CleanSlate is settling allegations originally filed by our client under the whistleblower (or qui tam) provisions of the federal, Massachusetts, and Indiana False Claims Acts. In October 2020, the Massachusetts Attorney General intervened in the False Claims Act case against CleanSlate. In October 2021 a federal judge rejected CleanSlate’s bid to dismiss the case. This settlement resolves only the allegations relating to Massachusetts, but the parties have announced that they have reached a settlement in principle to resolve the remaining False Claims Act and retaliation claims.
As previously explained, our client alleged that CleanSlate and its founder required expensive urine drug tests at every patient visit. They ran tests regardless of medical necessity. These tests were always directed to CleanSlate’s own clinical laboratory. The defendants also illegally backdated prescriptions.
The Massachusetts Attorney General’s Office, through its Medicaid Fraud Control Division, took the lead in investigating our client’s allegations. The investigation led to the Commonwealth filing a Complaint in Intervention in our client’s case. That lawsuit had three core allegations.
This settlement is the “first of its kind” under the Massachusetts clinical laboratory anti-self-referral law originally enacted in 2014. The anti-self-referral law (MGL Chapter 111D, Section 8 (17) and Section 8A), prohibits referrals between clinical laboratories and any entity with a direct or indirect ownership interest in the laboratory and vice versa. State law also prohibits a laboratory from testing any specimen from an entity it owns. The related federal settlement similarly covers allegations under the federal anti-self-referral law known as the Stark law. The company’s policies directed clinicians at CleanSlate to refer laboratory work to its own Holyoke laboratory. These policies therefore violated federal and state self-referral statutes. CleanSlate’s founder owned both the clinic and laboratory in Massachusetts and developed the policies directing the self-referrals.
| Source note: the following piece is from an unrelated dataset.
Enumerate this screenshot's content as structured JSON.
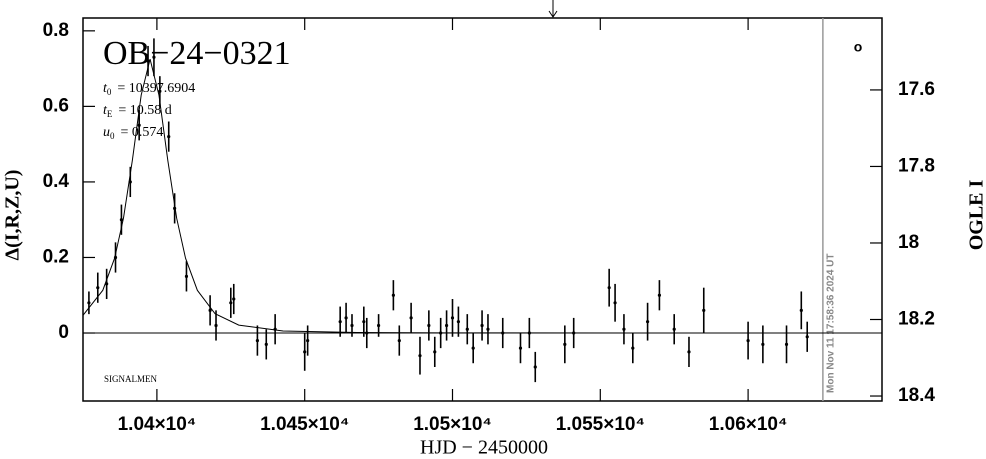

Defendants agreed to pay $3.2 million to Massachusetts Medicaid (known as MassHealth). Additionally, they will pay $1.3 million to the Medicare program for patients in Massachusetts and another $736,000 for patients in other states. They will also pay $170,000 to the state of Indiana. CleanSlate will also enter into a compliance program with annual audits reported to the Massachusetts Attorney General’s Office.
Our client, a former Divisional Medical Director, identified numerous troubling lapses of care. These include instances in which tests revealed use of drugs of abuse, indicative of significant relapse. However, these tests did not result in any change in care, or even acknowledgment by the responsible practitioners. In one particularly tragic case, Defendants’ policies led to the abandonment of a patient who lost their insurance and relapsed. Ultimately, this patient overdosed and died.
Our client brought CleanSlate’s fraud to the attention of the government by filing a qui tam complaint under the False Claims Act. Under the False Claims Act, a private citizen (known as a “relator”) who suspects or knows of fraud against the government can act as a whistleblower and file a sealed complaint on behalf of the government. If the case is successful, the relator is entitled to a share – between 15% and 30% – of the government’s recovery.
“Our client is pleased with the settlement and grateful to the Massachusetts Attorney General’s Office for their diligent pursuit and now settlement of her case,” said David W. S. Lieberman, who along with Suzanne E. Durrell and Bruce C. Judge, represents the Relator.
As we face a worsening opioid crisis in Massachusetts, it’s important that treatment centers follow the rules and not cut corners to increase their bottom line. Our resolution with CleanSlate will bring millions of dollars back to the state and implement the oversight needed to protect patients and prevent these violations from happening again. We are grateful to our federal partners for their work to help bring accountability in this case, and to the whistleblower for bringing these issues to our attention.